Duyulanabilir dünyada yer alan her şey, İdealar dünyasının çok belirgin olmayan, gölgeli suretlerinden ibarettir.31
“Kavramla doğru kanı birbirinden farklı iki şey ise, o halde formların mutlak bir varlığı vardır, onlar duyularımızla algılayamadığımız, ancak zihnimizle düşünebileceğimiz şekillerdir(...) Şimdi kökence ayrı ve doğaca benzemez olduklarından bunların iki farklı şey olduğunu olumlamak zorundayız: Çünkü birincisi, yani kavram bize öğretimle, öteki, yani kanı ise ikna ile meydana gelir; birincisi kendisinin hakiki bir açıklamasını daima verebilir, öteki hiçbir açıklama veremez; birincisi ikna ile sarsılmaz, oysaki öteki iknaya yenik düşer; kabul etmek zorundayız ki, doğru kanı tüm insanlarca paylaşılır, ama kavram yalnızca tanrılara ve pek az insana nasip olan bir şeydir.”32
Platon’un idealarla ilgili görüşlerini ele aldığı diyaloglarından birisi Devlet’tir. Devlet’te, gerçekliğin iki yönünü dile getirir. Bunlar duyuların, şeylerin dünyası ve akılsal olanın, İdeaların dünyası olarak isimlendirilir. Platon bu iki dünyayı bir çizgi ile birbirlerinden ayrılmış olarak tasvir eder. Çizginin iki yanında kalan bu dünyalar da kendi aralarında iki bölüme ayrılmışlardır. Her bir dünya için iki bilgi seviyesinden bahsedilir. Bunlar doxa ve episteme’dir.

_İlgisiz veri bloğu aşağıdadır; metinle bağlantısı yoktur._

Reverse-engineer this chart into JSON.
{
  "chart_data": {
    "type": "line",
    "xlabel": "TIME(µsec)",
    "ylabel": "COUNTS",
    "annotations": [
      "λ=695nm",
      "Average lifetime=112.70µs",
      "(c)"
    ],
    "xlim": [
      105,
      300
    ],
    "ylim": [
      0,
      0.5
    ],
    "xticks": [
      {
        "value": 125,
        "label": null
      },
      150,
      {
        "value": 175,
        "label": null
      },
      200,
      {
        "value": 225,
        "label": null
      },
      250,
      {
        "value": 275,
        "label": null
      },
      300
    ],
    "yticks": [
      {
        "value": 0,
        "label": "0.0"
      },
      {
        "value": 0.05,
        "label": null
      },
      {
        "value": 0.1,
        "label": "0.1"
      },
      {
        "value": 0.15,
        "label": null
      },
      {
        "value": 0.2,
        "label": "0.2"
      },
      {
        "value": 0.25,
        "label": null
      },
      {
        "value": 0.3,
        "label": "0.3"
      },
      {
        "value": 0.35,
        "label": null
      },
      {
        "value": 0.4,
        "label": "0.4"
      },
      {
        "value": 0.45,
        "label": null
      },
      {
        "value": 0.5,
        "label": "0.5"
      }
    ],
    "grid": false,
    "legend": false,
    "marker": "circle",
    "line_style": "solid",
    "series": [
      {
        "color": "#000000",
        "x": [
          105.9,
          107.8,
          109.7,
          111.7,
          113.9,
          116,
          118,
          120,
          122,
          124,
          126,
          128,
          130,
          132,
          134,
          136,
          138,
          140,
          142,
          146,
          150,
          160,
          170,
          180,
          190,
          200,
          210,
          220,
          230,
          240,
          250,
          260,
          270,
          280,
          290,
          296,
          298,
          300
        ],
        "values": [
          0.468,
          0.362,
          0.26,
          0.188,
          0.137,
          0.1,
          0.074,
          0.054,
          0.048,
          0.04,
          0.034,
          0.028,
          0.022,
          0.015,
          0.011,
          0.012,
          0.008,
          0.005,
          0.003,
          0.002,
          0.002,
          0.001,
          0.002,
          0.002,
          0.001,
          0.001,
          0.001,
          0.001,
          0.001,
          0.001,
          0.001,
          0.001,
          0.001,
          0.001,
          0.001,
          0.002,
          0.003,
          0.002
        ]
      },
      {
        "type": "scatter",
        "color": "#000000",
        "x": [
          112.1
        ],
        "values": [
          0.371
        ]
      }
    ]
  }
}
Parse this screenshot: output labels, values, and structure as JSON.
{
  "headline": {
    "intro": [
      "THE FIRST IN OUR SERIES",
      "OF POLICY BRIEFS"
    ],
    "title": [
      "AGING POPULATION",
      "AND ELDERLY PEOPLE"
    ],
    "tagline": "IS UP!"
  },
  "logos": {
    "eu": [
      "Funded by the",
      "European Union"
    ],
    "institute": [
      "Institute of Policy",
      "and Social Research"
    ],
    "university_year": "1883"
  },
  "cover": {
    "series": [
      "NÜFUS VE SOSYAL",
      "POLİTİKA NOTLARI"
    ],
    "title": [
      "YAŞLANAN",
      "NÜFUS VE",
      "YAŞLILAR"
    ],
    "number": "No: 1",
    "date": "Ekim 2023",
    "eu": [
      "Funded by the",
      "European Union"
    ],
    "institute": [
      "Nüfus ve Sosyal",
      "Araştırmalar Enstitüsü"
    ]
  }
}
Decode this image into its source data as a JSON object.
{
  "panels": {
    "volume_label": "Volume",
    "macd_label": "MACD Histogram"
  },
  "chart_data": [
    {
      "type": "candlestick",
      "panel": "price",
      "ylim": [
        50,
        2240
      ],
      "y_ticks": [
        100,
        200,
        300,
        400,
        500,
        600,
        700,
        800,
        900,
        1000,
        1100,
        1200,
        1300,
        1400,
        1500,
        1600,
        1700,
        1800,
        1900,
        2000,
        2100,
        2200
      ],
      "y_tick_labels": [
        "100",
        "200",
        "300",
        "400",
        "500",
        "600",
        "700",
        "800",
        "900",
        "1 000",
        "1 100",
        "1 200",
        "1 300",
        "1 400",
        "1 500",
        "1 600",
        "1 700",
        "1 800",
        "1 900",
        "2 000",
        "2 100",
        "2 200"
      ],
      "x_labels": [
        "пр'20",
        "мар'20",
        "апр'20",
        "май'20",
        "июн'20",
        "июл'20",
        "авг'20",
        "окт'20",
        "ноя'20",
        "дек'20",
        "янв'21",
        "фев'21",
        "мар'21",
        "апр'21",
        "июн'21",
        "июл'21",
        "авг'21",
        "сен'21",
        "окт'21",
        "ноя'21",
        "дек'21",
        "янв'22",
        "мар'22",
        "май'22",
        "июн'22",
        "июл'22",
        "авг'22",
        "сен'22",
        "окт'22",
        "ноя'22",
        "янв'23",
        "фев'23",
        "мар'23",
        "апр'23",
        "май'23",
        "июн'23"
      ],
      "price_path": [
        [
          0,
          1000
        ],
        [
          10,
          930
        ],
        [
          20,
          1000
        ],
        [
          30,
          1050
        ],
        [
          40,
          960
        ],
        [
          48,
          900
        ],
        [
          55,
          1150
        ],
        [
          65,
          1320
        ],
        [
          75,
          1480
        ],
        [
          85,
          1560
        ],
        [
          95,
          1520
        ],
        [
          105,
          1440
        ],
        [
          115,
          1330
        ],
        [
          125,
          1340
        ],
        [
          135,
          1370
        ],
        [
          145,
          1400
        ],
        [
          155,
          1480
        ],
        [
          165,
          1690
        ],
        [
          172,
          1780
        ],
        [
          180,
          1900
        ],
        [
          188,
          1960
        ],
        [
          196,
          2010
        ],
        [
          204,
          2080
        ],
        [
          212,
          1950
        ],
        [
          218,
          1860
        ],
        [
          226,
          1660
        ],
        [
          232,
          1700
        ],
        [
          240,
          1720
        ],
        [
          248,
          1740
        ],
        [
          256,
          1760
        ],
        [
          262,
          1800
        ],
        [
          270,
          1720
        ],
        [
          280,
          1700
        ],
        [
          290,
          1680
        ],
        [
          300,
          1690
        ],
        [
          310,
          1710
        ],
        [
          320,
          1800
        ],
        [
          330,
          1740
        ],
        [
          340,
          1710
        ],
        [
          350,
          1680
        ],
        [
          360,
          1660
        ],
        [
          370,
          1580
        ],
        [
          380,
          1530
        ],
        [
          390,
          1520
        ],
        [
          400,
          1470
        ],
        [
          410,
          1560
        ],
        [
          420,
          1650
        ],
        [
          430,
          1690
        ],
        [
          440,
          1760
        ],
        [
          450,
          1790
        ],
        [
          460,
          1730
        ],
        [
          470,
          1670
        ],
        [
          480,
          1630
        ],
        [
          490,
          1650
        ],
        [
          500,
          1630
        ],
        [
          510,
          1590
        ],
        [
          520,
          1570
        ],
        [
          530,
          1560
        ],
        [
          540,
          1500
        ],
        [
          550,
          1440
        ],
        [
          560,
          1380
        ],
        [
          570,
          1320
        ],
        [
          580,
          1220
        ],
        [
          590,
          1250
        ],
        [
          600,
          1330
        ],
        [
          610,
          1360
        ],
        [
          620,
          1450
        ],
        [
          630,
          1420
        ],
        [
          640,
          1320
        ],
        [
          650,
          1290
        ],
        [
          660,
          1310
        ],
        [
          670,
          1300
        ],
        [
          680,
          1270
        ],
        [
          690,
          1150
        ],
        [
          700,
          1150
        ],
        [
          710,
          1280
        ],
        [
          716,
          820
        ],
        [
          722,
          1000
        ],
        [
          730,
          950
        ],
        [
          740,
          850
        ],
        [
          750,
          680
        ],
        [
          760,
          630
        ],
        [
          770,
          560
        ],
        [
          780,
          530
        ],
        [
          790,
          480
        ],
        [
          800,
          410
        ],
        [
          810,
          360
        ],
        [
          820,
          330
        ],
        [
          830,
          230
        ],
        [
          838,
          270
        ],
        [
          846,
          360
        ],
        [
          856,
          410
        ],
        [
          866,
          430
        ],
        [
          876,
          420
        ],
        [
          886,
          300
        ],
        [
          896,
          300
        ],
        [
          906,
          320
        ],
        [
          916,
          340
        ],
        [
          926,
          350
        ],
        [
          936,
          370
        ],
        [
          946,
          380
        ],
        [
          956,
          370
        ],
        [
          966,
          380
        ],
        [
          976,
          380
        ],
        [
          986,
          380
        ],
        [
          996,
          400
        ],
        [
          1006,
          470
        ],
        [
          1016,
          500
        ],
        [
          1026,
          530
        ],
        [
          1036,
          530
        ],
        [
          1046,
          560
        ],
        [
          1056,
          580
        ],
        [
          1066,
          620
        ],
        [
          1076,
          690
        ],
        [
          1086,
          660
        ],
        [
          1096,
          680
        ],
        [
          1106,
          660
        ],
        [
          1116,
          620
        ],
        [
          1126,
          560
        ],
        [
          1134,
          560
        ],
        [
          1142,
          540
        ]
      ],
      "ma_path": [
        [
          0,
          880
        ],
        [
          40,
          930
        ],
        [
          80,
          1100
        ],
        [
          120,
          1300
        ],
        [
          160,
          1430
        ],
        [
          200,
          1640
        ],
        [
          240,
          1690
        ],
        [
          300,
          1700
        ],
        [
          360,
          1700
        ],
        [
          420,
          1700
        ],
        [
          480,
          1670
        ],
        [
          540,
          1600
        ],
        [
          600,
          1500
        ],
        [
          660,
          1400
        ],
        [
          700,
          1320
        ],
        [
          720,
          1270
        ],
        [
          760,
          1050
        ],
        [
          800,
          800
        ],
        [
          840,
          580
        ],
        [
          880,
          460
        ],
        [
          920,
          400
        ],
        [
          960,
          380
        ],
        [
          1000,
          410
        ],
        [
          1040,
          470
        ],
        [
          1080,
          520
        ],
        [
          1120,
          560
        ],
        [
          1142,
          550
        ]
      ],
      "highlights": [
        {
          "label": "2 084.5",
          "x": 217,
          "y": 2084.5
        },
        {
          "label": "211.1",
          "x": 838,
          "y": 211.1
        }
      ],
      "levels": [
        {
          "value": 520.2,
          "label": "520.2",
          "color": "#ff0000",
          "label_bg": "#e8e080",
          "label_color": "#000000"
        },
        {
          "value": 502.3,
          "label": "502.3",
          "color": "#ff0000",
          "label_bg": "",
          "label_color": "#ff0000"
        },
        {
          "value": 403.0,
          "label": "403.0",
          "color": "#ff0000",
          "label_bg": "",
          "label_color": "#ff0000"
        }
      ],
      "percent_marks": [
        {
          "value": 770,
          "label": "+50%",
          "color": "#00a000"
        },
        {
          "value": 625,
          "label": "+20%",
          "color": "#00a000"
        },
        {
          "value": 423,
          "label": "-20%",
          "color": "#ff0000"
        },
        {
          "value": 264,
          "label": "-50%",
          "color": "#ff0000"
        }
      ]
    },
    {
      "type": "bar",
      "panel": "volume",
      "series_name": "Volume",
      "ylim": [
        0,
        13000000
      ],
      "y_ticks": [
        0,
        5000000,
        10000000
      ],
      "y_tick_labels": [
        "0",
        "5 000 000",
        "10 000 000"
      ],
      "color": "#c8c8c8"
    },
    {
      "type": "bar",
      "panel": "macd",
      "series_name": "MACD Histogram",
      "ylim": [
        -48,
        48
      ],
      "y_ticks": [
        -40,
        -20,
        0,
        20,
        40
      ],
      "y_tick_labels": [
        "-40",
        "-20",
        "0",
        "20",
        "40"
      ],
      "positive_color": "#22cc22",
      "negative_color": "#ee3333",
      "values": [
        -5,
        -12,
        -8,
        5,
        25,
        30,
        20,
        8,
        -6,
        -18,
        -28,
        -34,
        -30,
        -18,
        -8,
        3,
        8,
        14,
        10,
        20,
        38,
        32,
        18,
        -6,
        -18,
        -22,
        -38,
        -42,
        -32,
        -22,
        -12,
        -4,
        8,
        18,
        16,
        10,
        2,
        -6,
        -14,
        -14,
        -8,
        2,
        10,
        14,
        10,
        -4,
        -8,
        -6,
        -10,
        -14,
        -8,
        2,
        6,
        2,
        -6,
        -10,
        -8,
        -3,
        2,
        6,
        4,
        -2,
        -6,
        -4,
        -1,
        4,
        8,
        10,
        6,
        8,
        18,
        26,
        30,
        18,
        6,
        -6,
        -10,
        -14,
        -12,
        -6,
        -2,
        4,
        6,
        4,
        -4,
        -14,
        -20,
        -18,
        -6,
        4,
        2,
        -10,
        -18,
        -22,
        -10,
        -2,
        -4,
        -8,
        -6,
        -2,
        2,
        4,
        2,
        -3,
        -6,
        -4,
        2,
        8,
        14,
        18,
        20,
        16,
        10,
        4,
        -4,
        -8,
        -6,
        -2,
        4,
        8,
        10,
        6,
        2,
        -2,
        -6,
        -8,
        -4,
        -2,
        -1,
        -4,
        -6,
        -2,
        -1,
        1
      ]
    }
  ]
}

“Şimdi iki ayrı uzunlukta, ortasından kesilmiş bir çizgi düşün. Bu iki parçadan biri görülen dünya, öteki de kavranan dünya olsun. Parçalardan her irini aynı orantıyla yeniden ikiye böl. Nesnelerin aydınlık ve karanlık derecelerine göre görülen dünyada bir parça elde edeceksin: Yansılar parçası. Yansı dediğim şey, önce gölgeler, sonra suda, ya da parlak yüzeylerde görülen şekiller ve onlara benzer bütün daha başka görüntülerdir, anlıyor musun?
Evet, anlıyorum.
Şimdi bir tarafına yansı dediğim çizginin öbür yarısını al. Orada canlı varlıklar, bitkiler ve insanın yaptığı bütün nesneler bulunsun.
Peki.
Şuna da bir diyeceğin var mı? Görünen dünya sahte ve gerçek diye ikiye ayrılır. Bir şeyin yansısı, kopyası ondan ne kadar ayrıysa, sanıyla bilgi de birbirinden o kadar ayrıdır, değil mi?
Evet.
Şimdi kavranan dünyanın çizgisini nasıl keseceğiz, onu düşün.
Nasıl?
Şöyle: Böldüğümüz çizginin ilk parçasında ruh, deminki parçaya asıllarını koyduğumuz nesneleri birer yansı olarak ele aldığı için, araştırmalarına varsayımlardan gitmek zorunda kalır; ilkeye değil, sonuca götüren bir yola girer. İkinci parçada ruh, yansılara başvur madan varsayımdan ilkeye gider; araştırmalarını yalnız kavramlarla yapar.”33
Daha sonra çizginin ikinci bölümünde yer alan kavramlar ele alınır.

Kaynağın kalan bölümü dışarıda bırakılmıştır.